En esto que el organizador, un latinoamericano que no perdía comba con las invitaciones a priva, se decidió a abrir las trampillas para que corriese el aire. Todos aplaudimos y con ese aplauso nos hermanamos. Empecé a fijarme en la compañera de viaje de la petarda del ambipur. No había visto mujer más guapa en mucho tiempo. Tenía rasgos de princesa de cuento, los ojos color azul cielo y el pelo amarillo como el trigo que el autobús iba dejando atrás. Uno de mis amigos, que se situaba en paralelo, empezó a echarle la caña descaradamente, pero sus reclamos solo los atendió otra amiga del mismo grupo, que parecía la líder, siempre de pie, con el vaso de vino de la mano y hablando sin parar.
Tomó la iniciativa con el parloteo, pero no le hacíamos mucho caso. No era agradable de ver con esas enormes fauces y unas encías que comían un vasto terreno a los dientes, muy pequeños. Eso sí, parecía simpática. Todos, hasta el más alejado de nuestro grupo respecto a la valquiria de ojos azules, estaba acechando cual hiena por si el primer pescador fallaba y los demás podíamos echar mano del retel y subir a la princesa no a un castillo, sino a un improvisado esquife que navega por calimocho en vez de por aguas mansas.
El organizador no perdía comba con las invitaciones a priva
Era muy guapa, os lo aseguro.

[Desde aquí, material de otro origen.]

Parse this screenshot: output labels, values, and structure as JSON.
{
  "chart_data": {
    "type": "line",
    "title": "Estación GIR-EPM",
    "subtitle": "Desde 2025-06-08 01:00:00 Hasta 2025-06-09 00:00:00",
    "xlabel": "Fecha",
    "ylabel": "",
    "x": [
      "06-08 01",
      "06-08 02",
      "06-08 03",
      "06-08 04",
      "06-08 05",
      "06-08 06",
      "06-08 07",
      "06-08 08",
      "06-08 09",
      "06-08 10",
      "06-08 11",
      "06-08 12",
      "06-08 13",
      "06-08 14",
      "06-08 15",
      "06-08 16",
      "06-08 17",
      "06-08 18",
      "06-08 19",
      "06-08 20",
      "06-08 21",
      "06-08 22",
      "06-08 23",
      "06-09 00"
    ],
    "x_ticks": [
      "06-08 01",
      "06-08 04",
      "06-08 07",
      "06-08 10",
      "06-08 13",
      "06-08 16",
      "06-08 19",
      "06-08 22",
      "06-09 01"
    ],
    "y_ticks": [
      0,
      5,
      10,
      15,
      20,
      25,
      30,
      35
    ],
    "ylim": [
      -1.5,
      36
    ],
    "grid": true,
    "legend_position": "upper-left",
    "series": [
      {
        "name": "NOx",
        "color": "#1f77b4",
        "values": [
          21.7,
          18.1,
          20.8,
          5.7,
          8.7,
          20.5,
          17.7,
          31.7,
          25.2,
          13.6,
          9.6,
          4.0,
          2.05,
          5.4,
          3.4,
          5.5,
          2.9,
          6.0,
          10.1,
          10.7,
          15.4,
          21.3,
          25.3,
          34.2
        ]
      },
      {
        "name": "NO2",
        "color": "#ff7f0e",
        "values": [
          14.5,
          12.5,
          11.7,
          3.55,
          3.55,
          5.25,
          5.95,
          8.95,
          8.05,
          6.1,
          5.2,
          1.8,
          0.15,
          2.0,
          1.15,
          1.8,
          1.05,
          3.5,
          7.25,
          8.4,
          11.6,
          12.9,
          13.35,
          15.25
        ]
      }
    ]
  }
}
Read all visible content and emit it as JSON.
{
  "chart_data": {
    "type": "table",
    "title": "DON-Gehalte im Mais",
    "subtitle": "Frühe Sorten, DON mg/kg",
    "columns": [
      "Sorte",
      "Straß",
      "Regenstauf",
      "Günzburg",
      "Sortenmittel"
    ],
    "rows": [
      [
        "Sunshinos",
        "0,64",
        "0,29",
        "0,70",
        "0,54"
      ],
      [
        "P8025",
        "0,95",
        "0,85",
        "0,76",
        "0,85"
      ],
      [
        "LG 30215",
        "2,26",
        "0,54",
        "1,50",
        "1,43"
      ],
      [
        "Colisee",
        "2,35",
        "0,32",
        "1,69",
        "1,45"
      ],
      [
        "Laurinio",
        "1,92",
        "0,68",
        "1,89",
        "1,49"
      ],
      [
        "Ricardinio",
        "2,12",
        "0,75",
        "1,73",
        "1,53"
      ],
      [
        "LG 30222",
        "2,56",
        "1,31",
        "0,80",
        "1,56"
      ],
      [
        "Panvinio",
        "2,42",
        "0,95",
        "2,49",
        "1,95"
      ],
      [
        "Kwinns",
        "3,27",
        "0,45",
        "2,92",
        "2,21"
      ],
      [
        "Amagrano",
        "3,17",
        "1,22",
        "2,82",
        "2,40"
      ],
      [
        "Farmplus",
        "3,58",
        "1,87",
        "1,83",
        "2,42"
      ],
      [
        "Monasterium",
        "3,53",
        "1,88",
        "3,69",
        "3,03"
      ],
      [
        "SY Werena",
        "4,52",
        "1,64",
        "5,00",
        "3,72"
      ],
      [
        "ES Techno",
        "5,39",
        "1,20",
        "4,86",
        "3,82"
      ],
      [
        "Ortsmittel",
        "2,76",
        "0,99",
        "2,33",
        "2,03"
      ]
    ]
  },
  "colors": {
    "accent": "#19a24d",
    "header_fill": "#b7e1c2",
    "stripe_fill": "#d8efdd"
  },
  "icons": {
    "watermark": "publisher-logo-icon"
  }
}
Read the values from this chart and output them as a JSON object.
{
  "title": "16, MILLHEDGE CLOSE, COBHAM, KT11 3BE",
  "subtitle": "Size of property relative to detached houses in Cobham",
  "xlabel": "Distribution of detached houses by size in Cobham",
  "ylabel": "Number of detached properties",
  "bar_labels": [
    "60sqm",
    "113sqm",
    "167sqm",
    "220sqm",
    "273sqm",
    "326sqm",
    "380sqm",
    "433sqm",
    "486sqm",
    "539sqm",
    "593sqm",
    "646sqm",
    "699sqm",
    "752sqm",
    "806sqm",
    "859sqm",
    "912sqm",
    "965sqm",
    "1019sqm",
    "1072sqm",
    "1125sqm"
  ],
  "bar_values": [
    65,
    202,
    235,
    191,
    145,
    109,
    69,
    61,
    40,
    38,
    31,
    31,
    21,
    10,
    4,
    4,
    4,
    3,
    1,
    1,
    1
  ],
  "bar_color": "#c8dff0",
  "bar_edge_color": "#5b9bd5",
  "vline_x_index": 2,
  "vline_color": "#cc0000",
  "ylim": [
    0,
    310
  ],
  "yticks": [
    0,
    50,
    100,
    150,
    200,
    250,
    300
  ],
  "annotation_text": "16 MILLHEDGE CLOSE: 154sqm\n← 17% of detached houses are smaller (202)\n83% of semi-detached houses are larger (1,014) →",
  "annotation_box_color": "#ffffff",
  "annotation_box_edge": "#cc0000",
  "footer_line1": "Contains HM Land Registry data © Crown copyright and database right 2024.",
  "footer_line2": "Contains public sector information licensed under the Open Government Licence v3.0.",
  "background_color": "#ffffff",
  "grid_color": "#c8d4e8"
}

Paramos a descansar llegada la hora de trayecto. Refrescarse era indispensable para sufrir tres horas más hacinado con el fin de llegar a una ciudad diferente y emborracharte como se hace en otra cualquiera. Pude verla de pie y me pareció más estupenda todavía. Me enamoré, como me suele pasar en los autobuses. No la quería para refocilar, sino para pasar mucho tiempo a su lado, cuidándola, cepillándola el pelo y diciendo lo bonita que estaba por las mañanas. Pero íbamos a San Fermín y no a escribir cuentos alemanes del XVIII.
Todos empezamos a hablar, los de atrás con los de adelante, compartiendo ordubres y vino. El bonito momento boy scout se interrumpió con otra parada en un simple apartadero para repartir profilácticos (pack control se llamaba), sangría y terminar con los últimos atisbos de lucidez, amén del calor, el alcohol y la buena compañía. El organizador, completamente dipsómano y acompañado de lo que parecía ser su madre y de un ex politoxicómano que trataba de usted y hablaba al ralentí, servían ese líquido caliente que ni con hielo se enfriaba.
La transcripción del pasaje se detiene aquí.